An entity is said to be in the first normal form (1NF) when all attributes are single valued.
A relation is in 1NF if and only if all underlying domains contain atomic values only.
If there are no repeating groups of attributes, then [the table] is in 1NF.
Now, it might be argued that some if not all of these quotes are at least vaguely correct—but they’re all hopelessly sloppy, even when they’re generally on the right lines. (In case you’re wondering, I’ll be giving a precise and accurate definition of 1NF in Chapter 4.)
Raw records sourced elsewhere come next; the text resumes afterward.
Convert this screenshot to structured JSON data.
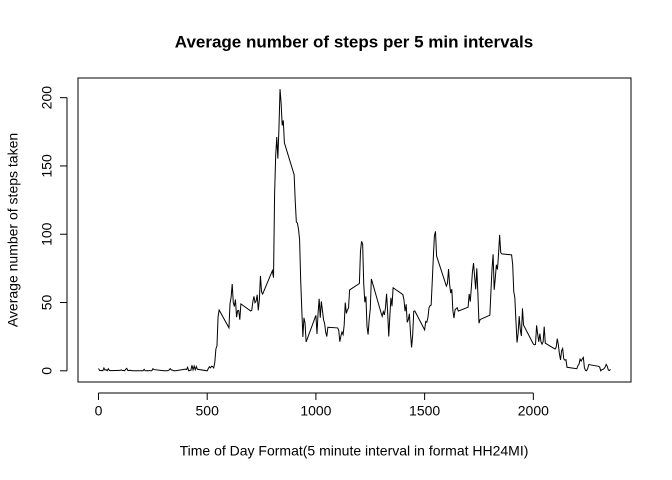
{
  "chart_data": {
    "type": "line",
    "title": "Average number of steps per 5 min intervals",
    "x_label": "Time of Day Format(5 minute interval in format HH24MI)",
    "y_label": "Average number of steps taken",
    "x": [
      0,
      5,
      10,
      15,
      20,
      25,
      30,
      35,
      40,
      45,
      50,
      55,
      100,
      105,
      110,
      115,
      120,
      125,
      130,
      135,
      140,
      145,
      150,
      155,
      200,
      205,
      210,
      215,
      220,
      225,
      230,
      235,
      240,
      245,
      250,
      255,
      300,
      305,
      310,
      315,
      320,
      325,
      330,
      335,
      340,
      345,
      350,
      355,
      400,
      405,
      410,
      415,
      420,
      425,
      430,
      435,
      440,
      445,
      450,
      455,
      500,
      505,
      510,
      515,
      520,
      525,
      530,
      535,
      540,
      545,
      550,
      555,
      600,
      605,
      610,
      615,
      620,
      625,
      630,
      635,
      640,
      645,
      650,
      655,
      700,
      705,
      710,
      715,
      720,
      725,
      730,
      735,
      740,
      745,
      750,
      755,
      800,
      805,
      810,
      815,
      820,
      825,
      830,
      835,
      840,
      845,
      850,
      855,
      900,
      905,
      910,
      915,
      920,
      925,
      930,
      935,
      940,
      945,
      950,
      955,
      1000,
      1005,
      1010,
      1015,
      1020,
      1025,
      1030,
      1035,
      1040,
      1045,
      1050,
      1055,
      1100,
      1105,
      1110,
      1115,
      1120,
      1125,
      1130,
      1135,
      1140,
      1145,
      1150,
      1155,
      1200,
      1205,
      1210,
      1215,
      1220,
      1225,
      1230,
      1235,
      1240,
      1245,
      1250,
      1255,
      1300,
      1305,
      1310,
      1315,
      1320,
      1325,
      1330,
      1335,
      1340,
      1345,
      1350,
      1355,
      1400,
      1405,
      1410,
      1415,
      1420,
      1425,
      1430,
      1435,
      1440,
      1445,
      1450,
      1455,
      1500,
      1505,
      1510,
      1515,
      1520,
      1525,
      1530,
      1535,
      1540,
      1545,
      1550,
      1555,
      1600,
      1605,
      1610,
      1615,
      1620,
      1625,
      1630,
      1635,
      1640,
      1645,
      1650,
      1655,
      1700,
      1705,
      1710,
      1715,
      1720,
      1725,
      1730,
      1735,
      1740,
      1745,
      1750,
      1755,
      1800,
      1805,
      1810,
      1815,
      1820,
      1825,
      1830,
      1835,
      1840,
      1845,
      1850,
      1855,
      1900,
      1905,
      1910,
      1915,
      1920,
      1925,
      1930,
      1935,
      1940,
      1945,
      1950,
      1955,
      2000,
      2005,
      2010,
      2015,
      2020,
      2025,
      2030,
      2035,
      2040,
      2045,
      2050,
      2055,
      2100,
      2105,
      2110,
      2115,
      2120,
      2125,
      2130,
      2135,
      2140,
      2145,
      2150,
      2155,
      2200,
      2205,
      2210,
      2215,
      2220,
      2225,
      2230,
      2235,
      2240,
      2245,
      2250,
      2255,
      2300,
      2305,
      2310,
      2315,
      2320,
      2325,
      2330,
      2335,
      2340,
      2345,
      2350,
      2355
    ],
    "series": [
      {
        "color": "#000000",
        "values": [
          1.7,
          0.3,
          0.1,
          0.2,
          0.1,
          2.1,
          0.5,
          0.9,
          0,
          1.5,
          0.3,
          0.1,
          0.3,
          0.7,
          0.2,
          0.3,
          0,
          1.1,
          1.8,
          0.2,
          0.2,
          0.4,
          0.3,
          0,
          0,
          0,
          1.1,
          0,
          0,
          0.1,
          0,
          0.2,
          0,
          0,
          1.5,
          0.9,
          0,
          0,
          0,
          0,
          0.2,
          0.6,
          1.6,
          0.6,
          0.5,
          0.1,
          0,
          0,
          1.2,
          0.9,
          2.6,
          0,
          0.3,
          0.4,
          4.1,
          0.7,
          3.5,
          0.8,
          3.1,
          1.1,
          0,
          1.6,
          3,
          2.2,
          3.3,
          3,
          2.1,
          6.1,
          16,
          18.3,
          39.5,
          44.5,
          31.5,
          49.3,
          53.8,
          63.5,
          50,
          47.1,
          52.2,
          39.3,
          44,
          44.2,
          37.4,
          49,
          43.8,
          44.4,
          50.5,
          54.5,
          49.9,
          51,
          55.7,
          44.3,
          52.3,
          69.5,
          57.8,
          56.2,
          73.4,
          68.2,
          129.4,
          157.5,
          171.2,
          155.4,
          177.3,
          206.2,
          195.9,
          179.6,
          183.4,
          167,
          143.5,
          124,
          109.1,
          108.1,
          103.7,
          96,
          66.2,
          45.2,
          24.8,
          38.8,
          35,
          21.1,
          40.6,
          27,
          42.4,
          52.7,
          38.9,
          50.8,
          44.3,
          37.4,
          34.7,
          28.3,
          25.1,
          31.9,
          31.4,
          29.7,
          21.3,
          25.5,
          28.4,
          26.5,
          33.4,
          50,
          42,
          44.6,
          46,
          59.2,
          63.9,
          87.7,
          94.8,
          92.8,
          63.4,
          50.2,
          54.5,
          32.4,
          26.5,
          37.7,
          45.1,
          67.3,
          42.3,
          39.9,
          43.3,
          41,
          46.2,
          56.4,
          42.8,
          25.1,
          40,
          53.5,
          47.3,
          60.8,
          55.8,
          52,
          43.6,
          48.7,
          35.5,
          37.5,
          41.8,
          27.5,
          17.1,
          26.1,
          43.6,
          43.8,
          30,
          36.1,
          35.5,
          38.8,
          46,
          47.8,
          48.1,
          65.3,
          82.9,
          98.7,
          102.1,
          84,
          62.1,
          64.1,
          74.5,
          63.2,
          56.9,
          59.8,
          43.9,
          38.6,
          44.7,
          45.5,
          46.2,
          43.7,
          46.6,
          56.3,
          50.7,
          61.2,
          72.7,
          78.9,
          68.9,
          59.7,
          75.1,
          56.5,
          34.8,
          37.5,
          40.7,
          58,
          74.7,
          85.3,
          59.3,
          67.8,
          77.7,
          74.2,
          85.3,
          99.5,
          86.6,
          85.6,
          84.9,
          77.8,
          58,
          53.4,
          36.3,
          20.7,
          27.4,
          40,
          30.2,
          25.5,
          45.7,
          33.5,
          19.6,
          19,
          19.3,
          33.3,
          26.8,
          21.2,
          27.3,
          21.3,
          19.5,
          21.3,
          32.3,
          20.2,
          15.9,
          17.2,
          23.5,
          19.2,
          12.5,
          8,
          14.7,
          16.3,
          8.7,
          7.8,
          8.1,
          2.6,
          1.5,
          3.7,
          4.8,
          8.5,
          7.1,
          8.7,
          9.8,
          2.2,
          0.3,
          0.1,
          1.6,
          4.6,
          3.3,
          2.8,
          0,
          0.8,
          1,
          1.6,
          2.6,
          4.7,
          3.3,
          0.6,
          0.2,
          1.1
        ]
      }
    ],
    "xlim": [
      -94.2,
      2449.2
    ],
    "ylim": [
      -8.2,
      214.4
    ],
    "xticks": [
      0,
      500,
      1000,
      1500,
      2000
    ],
    "yticks": [
      0,
      50,
      100,
      150,
      200
    ]
  }
}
Let’s take a closer look at what’s going on here. Here again is the first of the foregoing quotes, now given in full:
To achieve first normal form, each field in a table must convey unique information. For example, if you had a Customer table with two columns for the telephone number, your design would violate first normal form. First normal form is fairly easy to achieve, since few folks would see a need for duplicate information in a table.
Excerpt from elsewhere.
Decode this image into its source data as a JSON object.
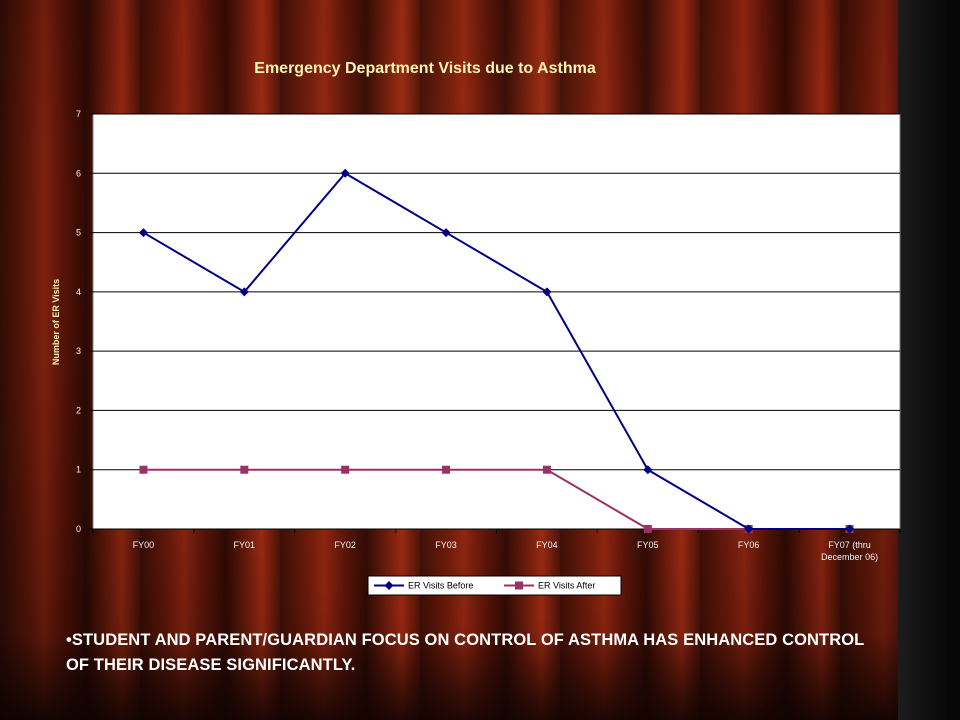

OK, so apparently we’re talking about a design that looks something like this:
Now, I can’t say whether this is a good design or not, but it certainly doesn’t violate 1NF. (I can’t say whether it’s a good design because I don’t know exactly what “two columns for the telephone number” means. The phrase “duplicate information in a table” suggests we’re recording the same phone number twice, but such an interpretation is absurd on its face. But even if that interpretation is correct, it still wouldn’t constitute a violation of 1NF as such.)
Here’s another one:
First Normal Form ... means the table should have no “repeating groups” of fields ... A repeating group is when you repeat the same basic attribute (field) over and over again. A good example of this is when you wish to store the items you buy at a grocery store ... [and the writer goes on to give an example, presumably meant to illustrate the concept of a repeating group, of a table called Item Table with columns called Customer, Item1, Item2, Item3, and Item4]:
Well, this design is almost certainly bad—what happens if the customer doesn’t purchase exactly four items?—but the reason it’s bad isn’t that it violates 1NF; like the previous example, in fact, it’s a 1NF design. And while it’s true that 1NF does mean, loosely, “no repeating groups,” a repeating group is not “when you repeat the same basic attribute over and over again.” (What it really is I’ll explain in Chapter 4, when I explain what 1NF really is.)
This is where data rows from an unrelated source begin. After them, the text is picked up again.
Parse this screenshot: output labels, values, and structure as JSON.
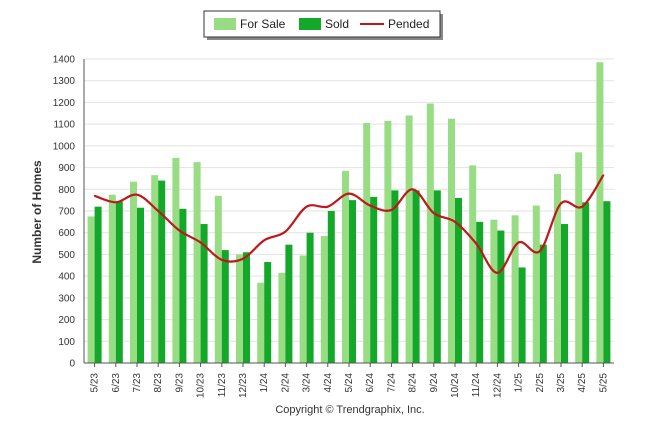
{
  "chart_data": {
    "type": "bar",
    "title": "",
    "xlabel": "",
    "ylabel": "Number of Homes",
    "ylim": [
      0,
      1400
    ],
    "yticks": [
      0,
      100,
      200,
      300,
      400,
      500,
      600,
      700,
      800,
      900,
      1000,
      1100,
      1200,
      1300,
      1400
    ],
    "grid": true,
    "legend_position": "top-center",
    "categories": [
      "5/23",
      "6/23",
      "7/23",
      "8/23",
      "9/23",
      "10/23",
      "11/23",
      "12/23",
      "1/24",
      "2/24",
      "3/24",
      "4/24",
      "5/24",
      "6/24",
      "7/24",
      "8/24",
      "9/24",
      "10/24",
      "11/24",
      "12/24",
      "1/25",
      "2/25",
      "3/25",
      "4/25",
      "5/25"
    ],
    "series": [
      {
        "name": "For Sale",
        "type": "bar",
        "color": "#98dd84",
        "values": [
          675,
          775,
          835,
          865,
          945,
          925,
          770,
          500,
          370,
          415,
          495,
          585,
          885,
          1105,
          1115,
          1140,
          1195,
          1125,
          910,
          660,
          680,
          725,
          870,
          970,
          1385
        ]
      },
      {
        "name": "Sold",
        "type": "bar",
        "color": "#13a829",
        "values": [
          720,
          745,
          715,
          840,
          710,
          640,
          520,
          510,
          465,
          545,
          600,
          700,
          750,
          765,
          795,
          795,
          795,
          760,
          650,
          610,
          440,
          545,
          640,
          740,
          745
        ]
      },
      {
        "name": "Pended",
        "type": "line",
        "color": "#c0171a",
        "values": [
          770,
          740,
          775,
          700,
          610,
          555,
          475,
          480,
          565,
          605,
          720,
          720,
          780,
          725,
          705,
          800,
          690,
          650,
          550,
          415,
          555,
          515,
          735,
          720,
          865
        ]
      }
    ]
  },
  "footer": {
    "copyright": "Copyright © Trendgraphix, Inc."
  }
}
How about this one (a cry for help found on the Internet)? I’m quoting it absolutely verbatim, except that I’ve added some boldface:
I have been trying to find the correct way of normalizing tables in Access. From what I understand, it goes from the 1st normal form to 2nd, then 3rd. Usually, that’s as far as it goes, but sometimes to the 5th and 6th. Then, there’s also the Cobb 3rd. This all makes sense to me. I am supposed to teach a class in this starting next week, and I just got the textbook. It says something entirely different. It says 2nd normal form is only for tables with a multiple-field primary key, 3rd normal form is only for tables with a single-field key. 4th normal form can go from 1st to 4th, where there are no independent one-to-many relationships between primary key and non-key fields. Can someone clear this up for me please?
> It’s not clear to me what “normalized” means. Can you be specific about what normalization rules you are
> referring to? In what way is my schema not normalized?
Normalization: The process of replacing duplicate things with a reference to the original thing.
For example, given “john is-a person” and “john obeys army,” one observes that the “john” in the second sentence is a duplicate of “john” in the first sentence. Using the means provided by your system, the second sentence should be stored as “–>john obeys army.”